Assim, por exemplo, seria perfeitamente viável que nos anos 50 os integrantes do partido comunista francês considerassem a psicanálise como uma doutrina pseudocientífica com objetivo oculto de disseminar os valores norte-americanos (Moscovici, 1961) ao mesmo tempo em que um simpatizante desse partido discordasse dessa concepção, entendendo a psicanálise de modo não tão negativo ou mesmo refutando a idéia típica de seu grupo. Mesmo assim, esse simpatizante teria alguma consciência do que os comunistas pensavam, bem como outros segmentos relevantes, e até mesmo opostos, da sociedade. Aliás, mesmo refutando os elementos da representação dos comunistas sobre a psicanálise, o próprio emprego das mesmas dimensões de avaliação para caracterizar esse objeto social já implicaria uma influência da representação social na representação individual. Breakwell (1993), buscando apresentar pontos de ligação entre a teoria da identidade social com a teoria das representações sociais, já levantou a hipótese de que a disponibilidade e emprego do conhecimento das representações sociais por um indivíduo provavelmente são função de sua posição no grupo e relação com o objeto social. - Existe um outro ponto a considerar que complexifica as interações entre representações sociais e representações individuais. A identidade social é a parcela do autoconceito individual que deriva do conhecimento de pertença a grupos ou categorias sociais (Tajfel, 1982). Na sociedade contemporânea, todas as pessoas pertencem a uma grande quantidade de categorias sociais (Tajfel, 1973): ao mesmo tempo em que um indivíduo é brasileiro, por exemplo, pode ser partidário de idéias políticas de esquerda, pertencer a uma categoria profissional de engenheiros, e torcer por um determinado clube de futebol. No entanto, algumas dessas pertenças são para ele mais importantes que outras, tanto num nível geral quanto em situações específicas. Breakwell (1993) aponta a necessidade de realizar pesquisas investigando as relações entre múltiplas pertenças grupais de um mesmo indivíduo e representações sociais. Quais representações são ativadas, nesses casos?

Há que se levar em consideração que as pessoas não se orientam por uma única representação social frente a um dado objeto social, mas potencialmente por tantos quantos sejam os grupos de que os indivíduos tomam parte. Evidentemente, algumas dessas representações mostram-se mais pertinentes ao se levar em conta que algumas pertenças grupais gozam de maior valoração por parte do indivíduo de que outras. Parece razoável supor que uma representação social torna-se relevante para um indivíduo, sobretudo quando a pertença grupal correspondente à representação lhe seja saliente (Vala, 1996). Um aspecto da teoria das representações sociais que justifica a execução de estudos é o da conjugação das teorias do senso comum com o funcionamento cognitivo individual, para verificar se, efetivamente, e em que condições, as pessoas orientam-se por representações de diversos grupos em situações de ativação diferencial das pertenças grupais.

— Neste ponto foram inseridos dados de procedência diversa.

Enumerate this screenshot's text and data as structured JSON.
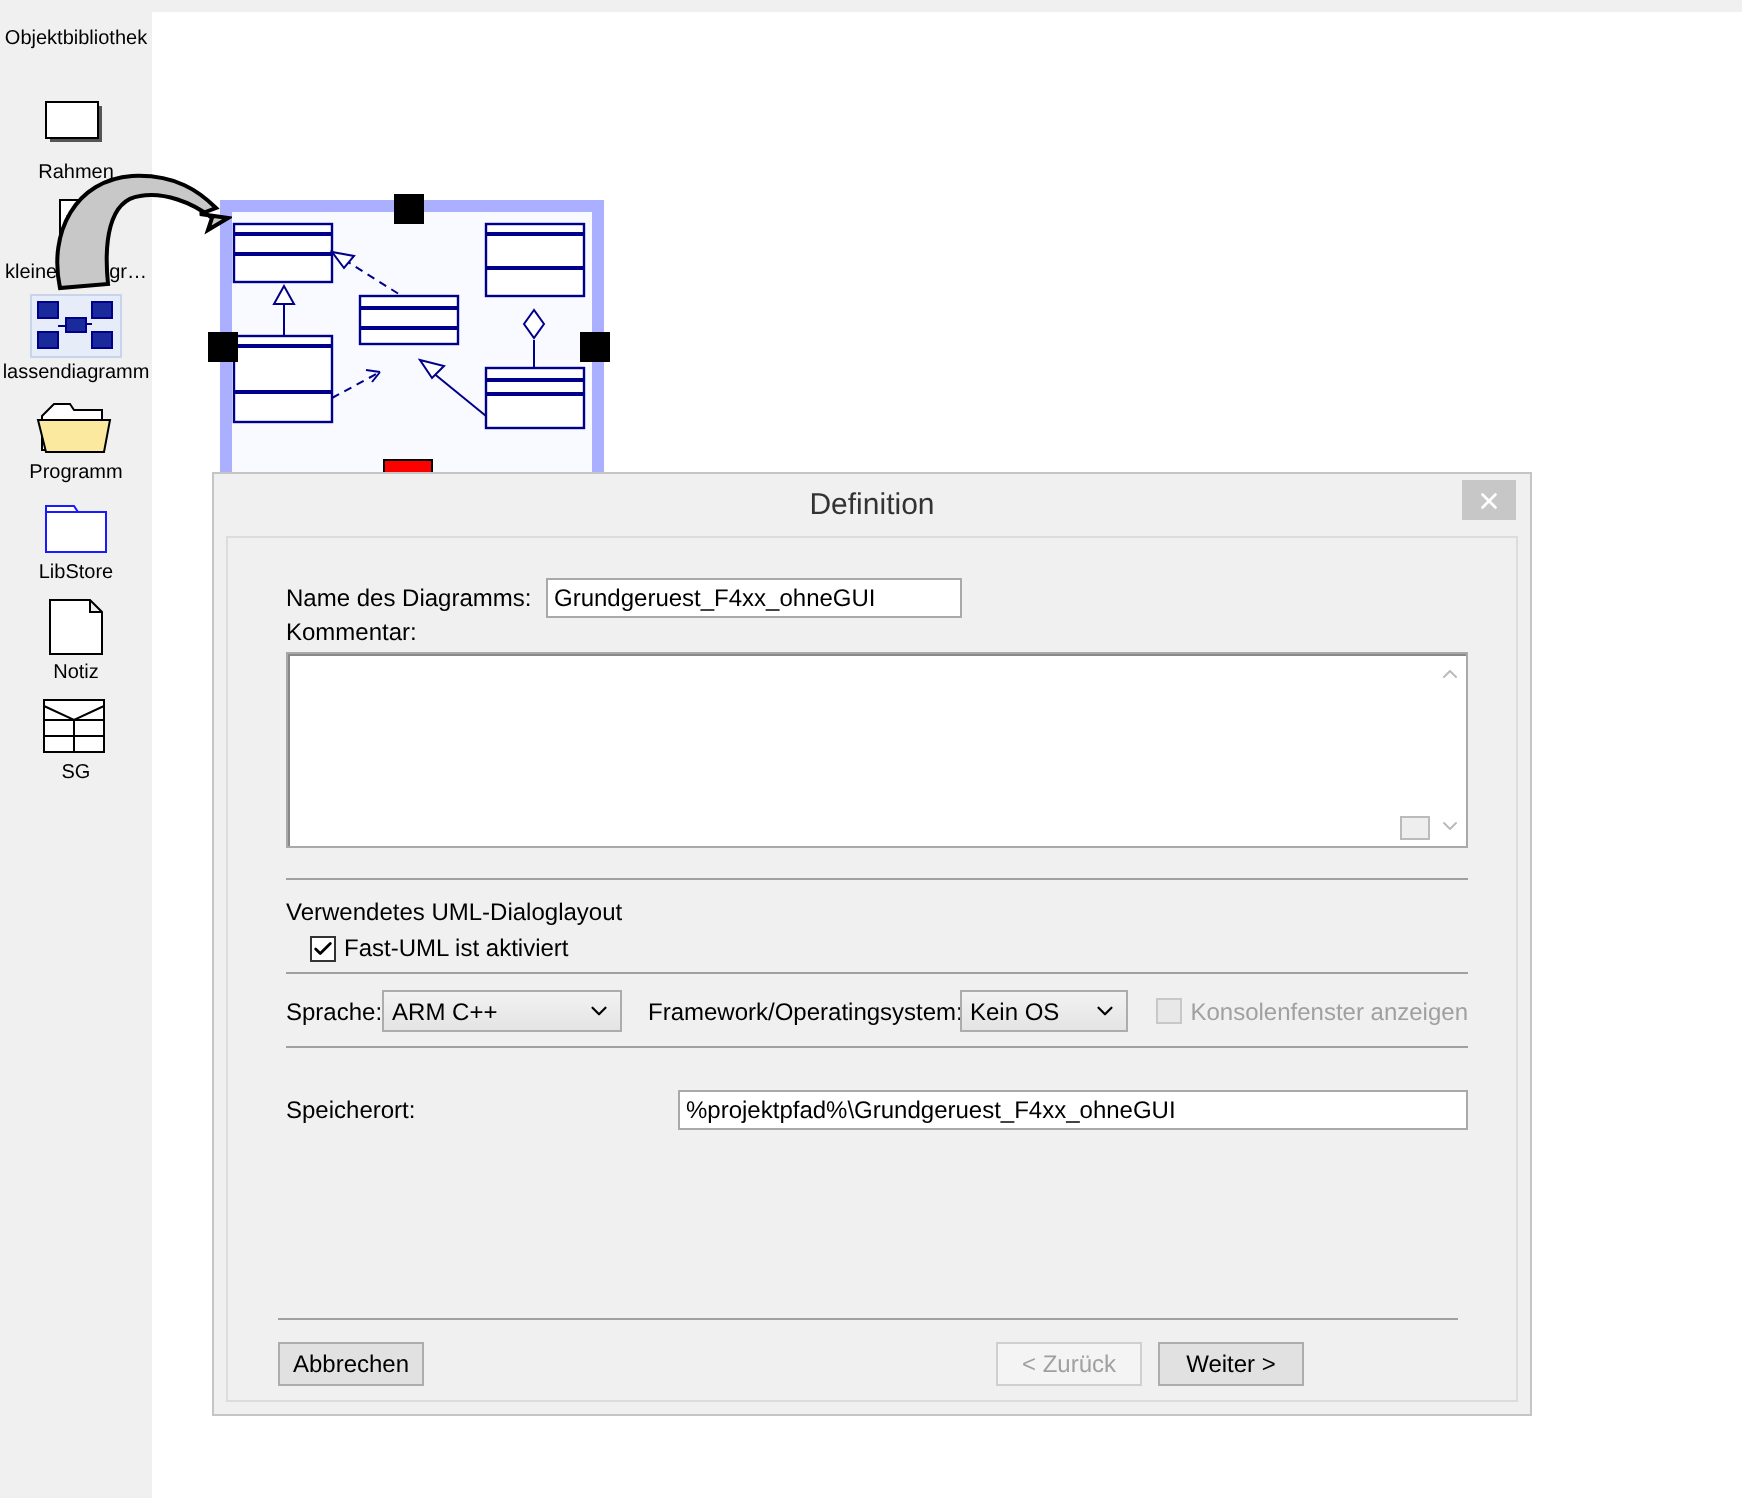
{
  "sidebar": {
    "title": "Objektbibliothek",
    "items": [
      {
        "label": "Rahmen",
        "kind": "frame",
        "selected": false
      },
      {
        "label": "kleine",
        "label_end": "gr…",
        "kind": "page",
        "selected": false
      },
      {
        "label": "lassendiagramm",
        "kind": "classdiagram",
        "selected": true
      },
      {
        "label": "Programm",
        "kind": "folder",
        "selected": false
      },
      {
        "label": "LibStore",
        "kind": "libstore",
        "selected": false
      },
      {
        "label": "Notiz",
        "kind": "note",
        "selected": false
      },
      {
        "label": "SG",
        "kind": "sg",
        "selected": false
      }
    ]
  },
  "dialog": {
    "title": "Definition",
    "name": {
      "label": "Name des Diagramms:",
      "value": "Grundgeruest_F4xx_ohneGUI"
    },
    "comment": {
      "label": "Kommentar:"
    },
    "layout": {
      "label": "Verwendetes UML-Dialoglayout",
      "option": {
        "label": "Fast-UML ist aktiviert",
        "checked": true
      }
    },
    "language": {
      "label": "Sprache:",
      "value": "ARM C++"
    },
    "framework": {
      "label": "Framework/Operatingsystem:",
      "value": "Kein OS"
    },
    "console": {
      "label": "Konsolenfenster anzeigen",
      "checked": false,
      "disabled": true
    },
    "location": {
      "label": "Speicherort:",
      "value": "%projektpfad%\\Grundgeruest_F4xx_ohneGUI"
    },
    "buttons": [
      {
        "label": "Abbrechen",
        "disabled": false
      },
      {
        "label": "< Zurück",
        "disabled": true
      },
      {
        "label": "Weiter >",
        "disabled": false
      }
    ]
  }
}
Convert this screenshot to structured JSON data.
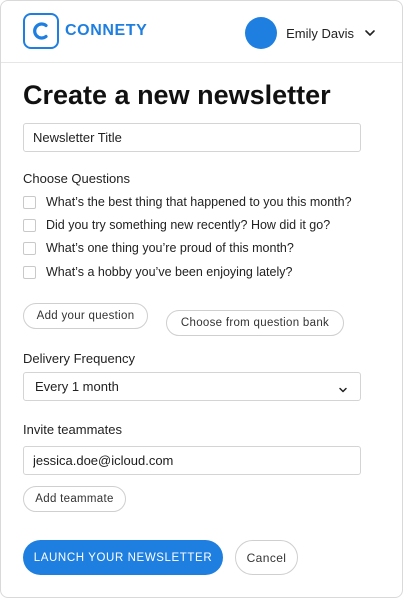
{
  "header": {
    "brand": "CONNETY",
    "user_name": "Emily Davis",
    "accent_color": "#1f7fe0"
  },
  "main": {
    "title": "Create a new newsletter",
    "title_input": {
      "placeholder": "Newsletter Title",
      "value": ""
    },
    "questions_label": "Choose Questions",
    "questions": [
      {
        "text": "What’s the best thing that happened to you this month?",
        "checked": false
      },
      {
        "text": "Did you try something new recently? How did it go?",
        "checked": false
      },
      {
        "text": "What’s one thing you’re proud of this month?",
        "checked": false
      },
      {
        "text": "What’s a hobby you’ve been enjoying lately?",
        "checked": false
      }
    ],
    "add_question_label": "Add your question",
    "question_bank_label": "Choose from question bank",
    "frequency_label": "Delivery Frequency",
    "frequency_value": "Every 1 month",
    "invite_label": "Invite teammates",
    "invite_input": {
      "value": "jessica.doe@icloud.com",
      "placeholder": ""
    },
    "add_teammate_label": "Add teammate",
    "launch_label": "LAUNCH YOUR NEWSLETTER",
    "cancel_label": "Cancel"
  },
  "icons": {
    "logo": "c-logo-icon",
    "user_menu": "chevron-down-icon",
    "select": "chevron-down-icon"
  }
}
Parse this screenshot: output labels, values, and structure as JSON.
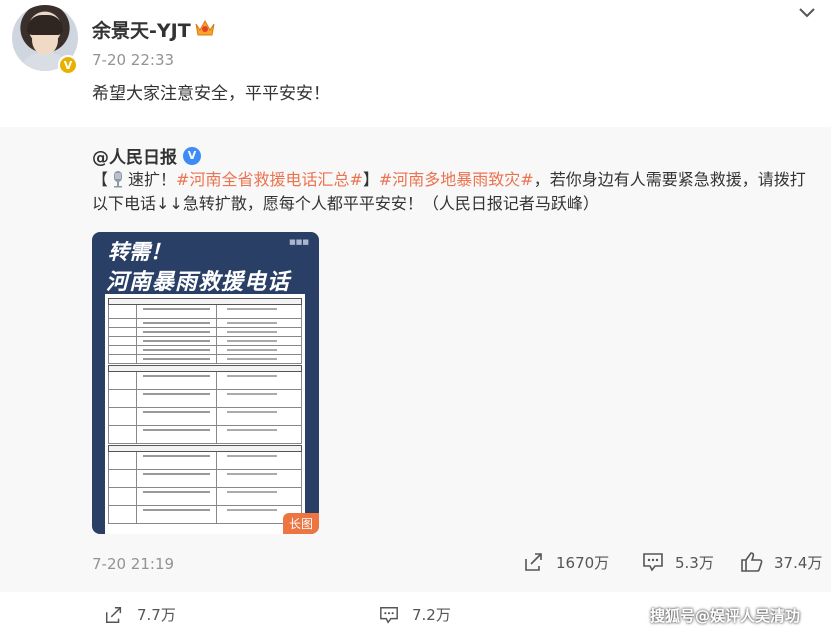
{
  "header": {
    "username": "余景天-YJT",
    "time": "7-20 22:33",
    "text": "希望大家注意安全，平平安安！",
    "avatar_icon": "avatar-photo",
    "verified_icon": "gold-v-badge",
    "member_icon": "crown-icon"
  },
  "repost": {
    "author": "@人民日报",
    "text_prefix": "【",
    "text_speed": "速扩！",
    "topic1": "#河南全省救援电话汇总#",
    "text_mid": "】",
    "topic2": "#河南多地暴雨致灾#",
    "text_rest": "，若你身边有人需要紧急救援，请拨打以下电话↓↓急转扩散，愿每个人都平平安安！（人民日报记者马跃峰）",
    "time": "7-20 21:19",
    "poster": {
      "title1": "转需！",
      "title2": "河南暴雨救援电话",
      "long_image_badge": "长图"
    },
    "stats": {
      "reposts": "1670万",
      "comments": "5.3万",
      "likes": "37.4万"
    }
  },
  "bottom": {
    "reposts": "7.7万",
    "comments": "7.2万",
    "watermark": "搜狐号@娱评人吴清功"
  },
  "colors": {
    "topic": "#eb7350",
    "verified_blue": "#3d8cf5",
    "muted": "#939393",
    "card_bg": "#f8f8f8"
  }
}
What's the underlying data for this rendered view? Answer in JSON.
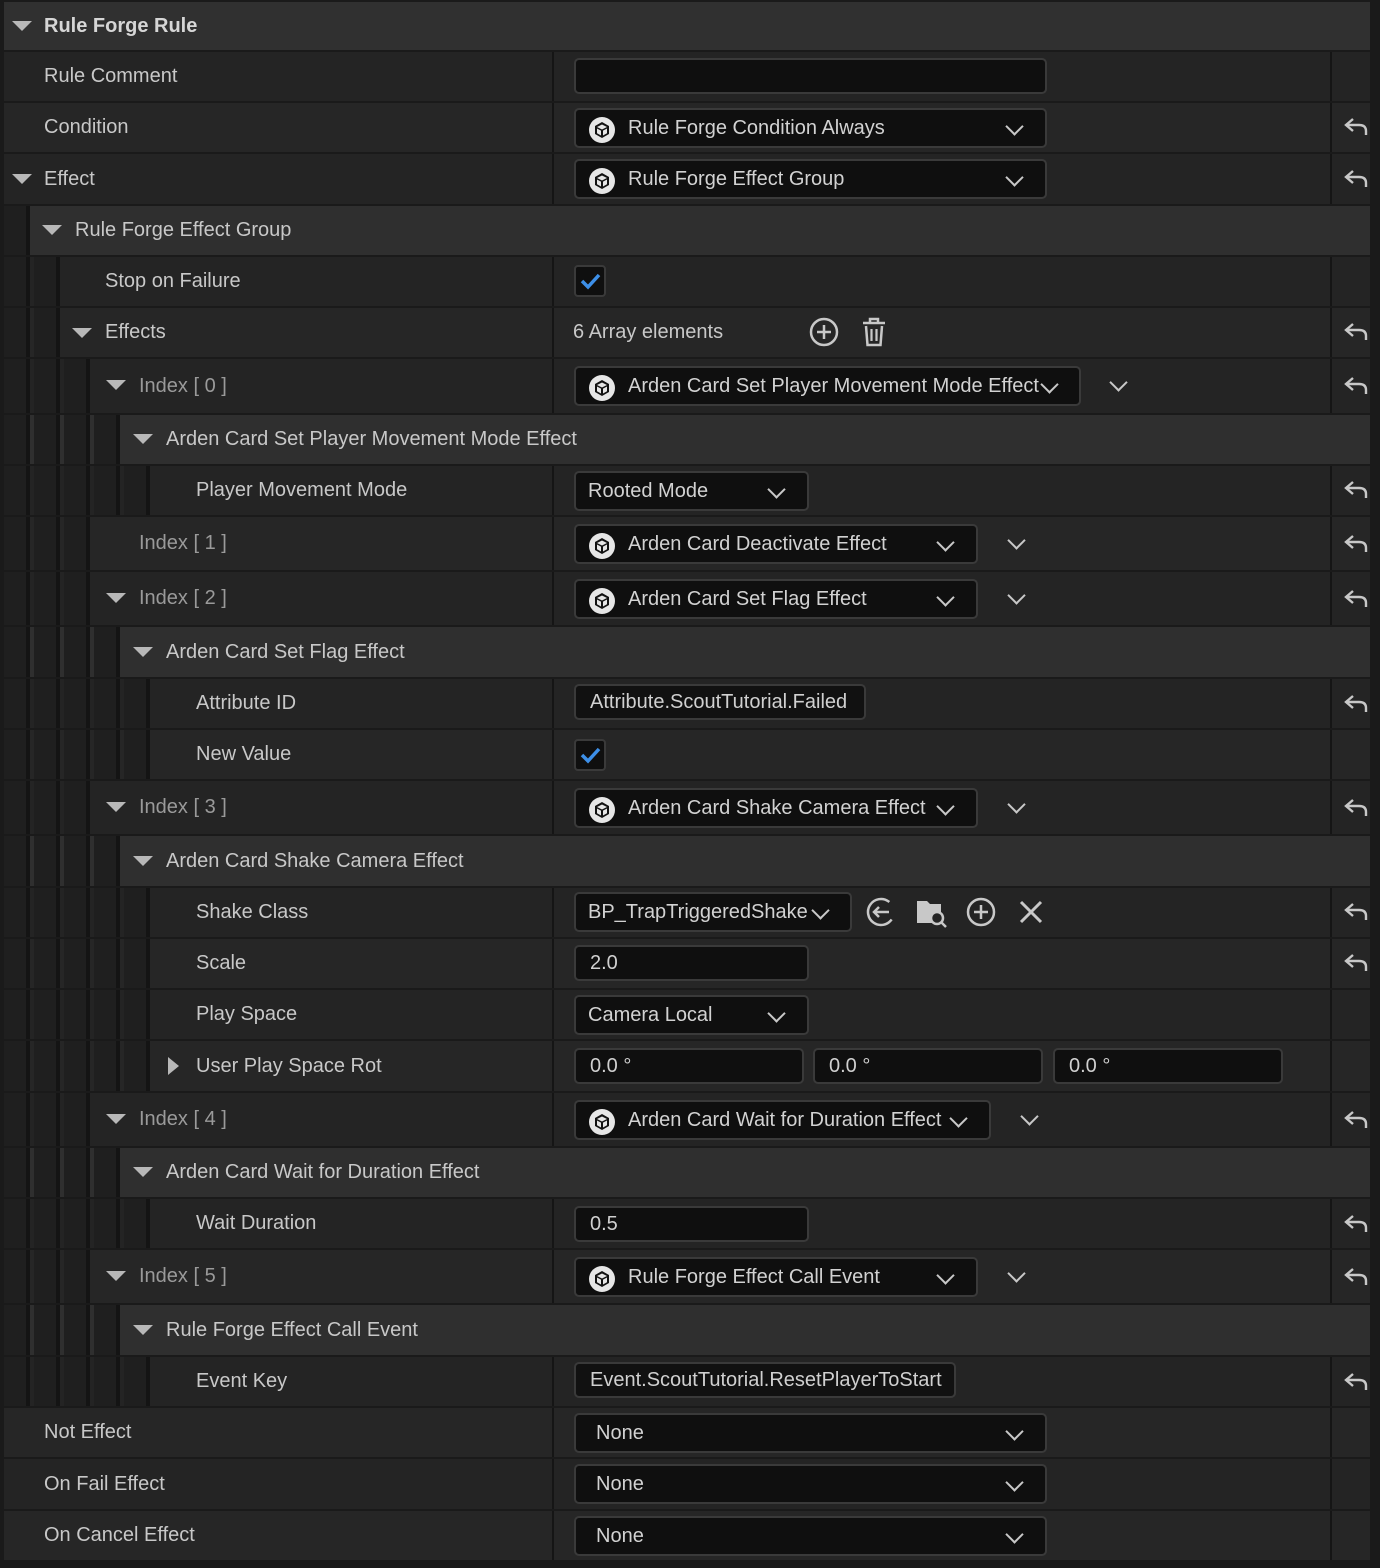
{
  "header": {
    "title": "Rule Forge Rule"
  },
  "rule_comment": {
    "label": "Rule Comment",
    "value": ""
  },
  "condition": {
    "label": "Condition",
    "value": "Rule Forge Condition Always"
  },
  "effect": {
    "label": "Effect",
    "value": "Rule Forge Effect Group"
  },
  "effect_group": {
    "title": "Rule Forge Effect Group",
    "stop_on_failure": {
      "label": "Stop on Failure",
      "checked": true
    },
    "effects": {
      "label": "Effects",
      "count_text": "6 Array elements"
    }
  },
  "items": [
    {
      "index": "Index [ 0 ]",
      "value": "Arden Card Set Player Movement Mode Effect",
      "title": "Arden Card Set Player Movement Mode Effect",
      "props": [
        {
          "label": "Player Movement Mode",
          "value": "Rooted Mode"
        }
      ]
    },
    {
      "index": "Index [ 1 ]",
      "value": "Arden Card Deactivate Effect"
    },
    {
      "index": "Index [ 2 ]",
      "value": "Arden Card Set Flag Effect",
      "title": "Arden Card Set Flag Effect",
      "props": [
        {
          "label": "Attribute ID",
          "value": "Attribute.ScoutTutorial.Failed"
        },
        {
          "label": "New Value",
          "checked": true
        }
      ]
    },
    {
      "index": "Index [ 3 ]",
      "value": "Arden Card Shake Camera Effect",
      "title": "Arden Card Shake Camera Effect",
      "props": [
        {
          "label": "Shake Class",
          "value": "BP_TrapTriggeredShake"
        },
        {
          "label": "Scale",
          "value": "2.0"
        },
        {
          "label": "Play Space",
          "value": "Camera Local"
        },
        {
          "label": "User Play Space Rot",
          "values": [
            "0.0 °",
            "0.0 °",
            "0.0 °"
          ]
        }
      ]
    },
    {
      "index": "Index [ 4 ]",
      "value": "Arden Card Wait for Duration Effect",
      "title": "Arden Card Wait for Duration Effect",
      "props": [
        {
          "label": "Wait Duration",
          "value": "0.5"
        }
      ]
    },
    {
      "index": "Index [ 5 ]",
      "value": "Rule Forge Effect Call Event",
      "title": "Rule Forge Effect Call Event",
      "props": [
        {
          "label": "Event Key",
          "value": "Event.ScoutTutorial.ResetPlayerToStart"
        }
      ]
    }
  ],
  "not_effect": {
    "label": "Not Effect",
    "value": "None"
  },
  "on_fail_effect": {
    "label": "On Fail Effect",
    "value": "None"
  },
  "on_cancel_effect": {
    "label": "On Cancel Effect",
    "value": "None"
  },
  "icons": {
    "class": "class-cube-icon",
    "reset": "reset-to-default-icon",
    "expand": "expand-arrow-icon",
    "add": "add-element-icon",
    "delete": "delete-all-icon",
    "browse": "use-selected-icon",
    "find": "browse-asset-icon",
    "clear": "clear-icon"
  },
  "colors": {
    "checkmark": "#3d8fe8",
    "background": "#242424"
  }
}
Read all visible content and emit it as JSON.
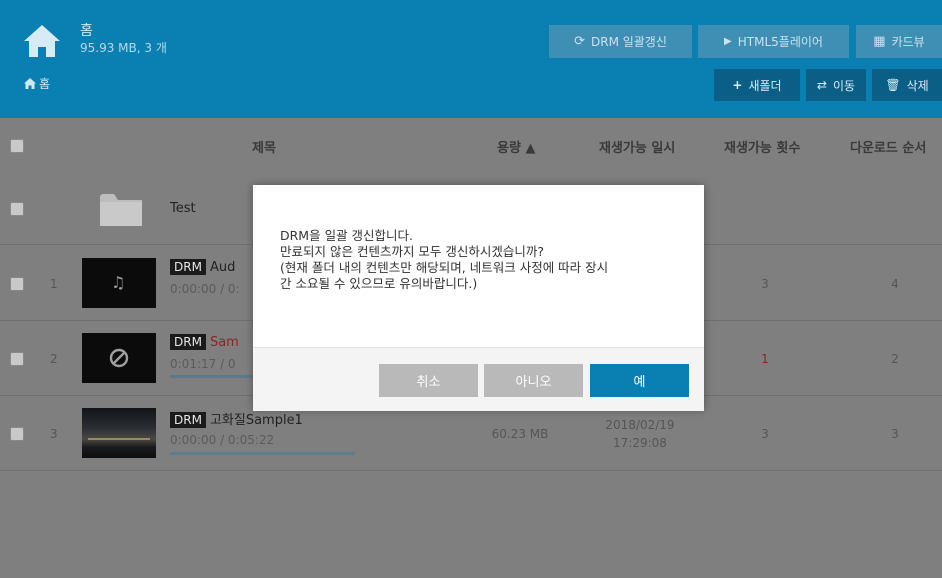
{
  "header": {
    "title": "홈",
    "subtitle": "95.93 MB, 3 개",
    "breadcrumb": "홈",
    "buttons": {
      "drm_refresh": "DRM 일괄갱신",
      "html5_player": "HTML5플레이어",
      "card_view": "카드뷰",
      "new_folder": "새폴더",
      "move": "이동",
      "delete": "삭제"
    }
  },
  "table": {
    "columns": {
      "title": "제목",
      "size": "용량 ▲",
      "playable_until": "재생가능 일시",
      "play_count": "재생가능 횟수",
      "download_order": "다운로드 순서"
    },
    "folder": {
      "name": "Test"
    },
    "rows": [
      {
        "num": "1",
        "drm": "DRM",
        "title": "Aud",
        "time": "0:00:00 / 0:",
        "play_count": "3",
        "download_order": "4"
      },
      {
        "num": "2",
        "drm": "DRM",
        "title": "Sam",
        "time": "0:01:17 / 0",
        "play_count": "1",
        "download_order": "2"
      },
      {
        "num": "3",
        "drm": "DRM",
        "title": "고화질Sample1",
        "time": "0:00:00 / 0:05:22",
        "size": "60.23 MB",
        "date": "2018/02/19",
        "clock": "17:29:08",
        "play_count": "3",
        "download_order": "3"
      }
    ]
  },
  "dialog": {
    "line1": "DRM을 일괄 갱신합니다.",
    "line2": "만료되지 않은 컨텐츠까지 모두 갱신하시겠습니까?",
    "line3": "(현재 폴더 내의 컨텐츠만 해당되며, 네트워크 사정에 따라 장시",
    "line4": "간 소요될 수 있으므로 유의바랍니다.)",
    "cancel": "취소",
    "no": "아니오",
    "yes": "예"
  },
  "colors": {
    "header_bg": "#0a7fb1",
    "primary_button": "#0a7fb1",
    "disabled_button": "#b9b9b9",
    "expired_red": "#c02a2a"
  }
}
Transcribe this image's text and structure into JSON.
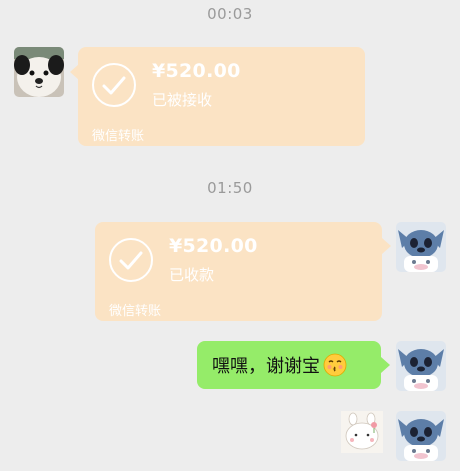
{
  "chat": {
    "time1": "00:03",
    "time2": "01:50",
    "msg1": {
      "amount": "¥520.00",
      "status": "已被接收",
      "footer": "微信转账"
    },
    "msg2": {
      "amount": "¥520.00",
      "status": "已收款",
      "footer": "微信转账"
    },
    "msg3": {
      "text": "嘿嘿，谢谢宝",
      "emoji": "kissing-face-emoji"
    }
  },
  "icons": {
    "contact_avatar": "puppy-avatar",
    "self_avatar": "stitch-avatar",
    "sticker": "bunny-sticker",
    "check": "check-circle-icon"
  },
  "colors": {
    "background": "#ededed",
    "transfer_bubble": "#fbe3c4",
    "green_bubble": "#95ec69"
  }
}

Além disso, Breakwell (1993) também questiona se poderia haver uma interação entre representações sociais. Caso isso seja verdade, o conhecimento proveniente de contextos grupais diferentes, vinculado a pertenças grupais de um mesmo indivíduo, pode mesclar-se em representações individuais devido à sua coexistência para o indivíduo. Mais uma vez, isso também se configura como uma hipótese a ser verificada em pesquisas.

Representações sociais e comportamento

Para finalizar, é pertinente apresentar algumas considerações sobre as relações entre representações sociais e comportamento. Cabe esclarecer que o sentido dado à palavra comportamento, aqui, é o de ação observável, emitida por indivíduos seja em contextos particulares ou interações claramente sociais. Na literatura sobre representações sociais, o termo comportamento freqüentemente assume a forma de práticas sociais. Nesse caso, interessa o comportamento emitido por indivíduos enquanto membros de grupos. Embora Rouquette (1998) aponte para a complexidade da noção de práticas sociais e para a polissemia do termo, empregaremos comportamentos e práticas sociais como sinônimos no presente trabalho, julgando que isso dê conta dos fins propostos para a argumentação.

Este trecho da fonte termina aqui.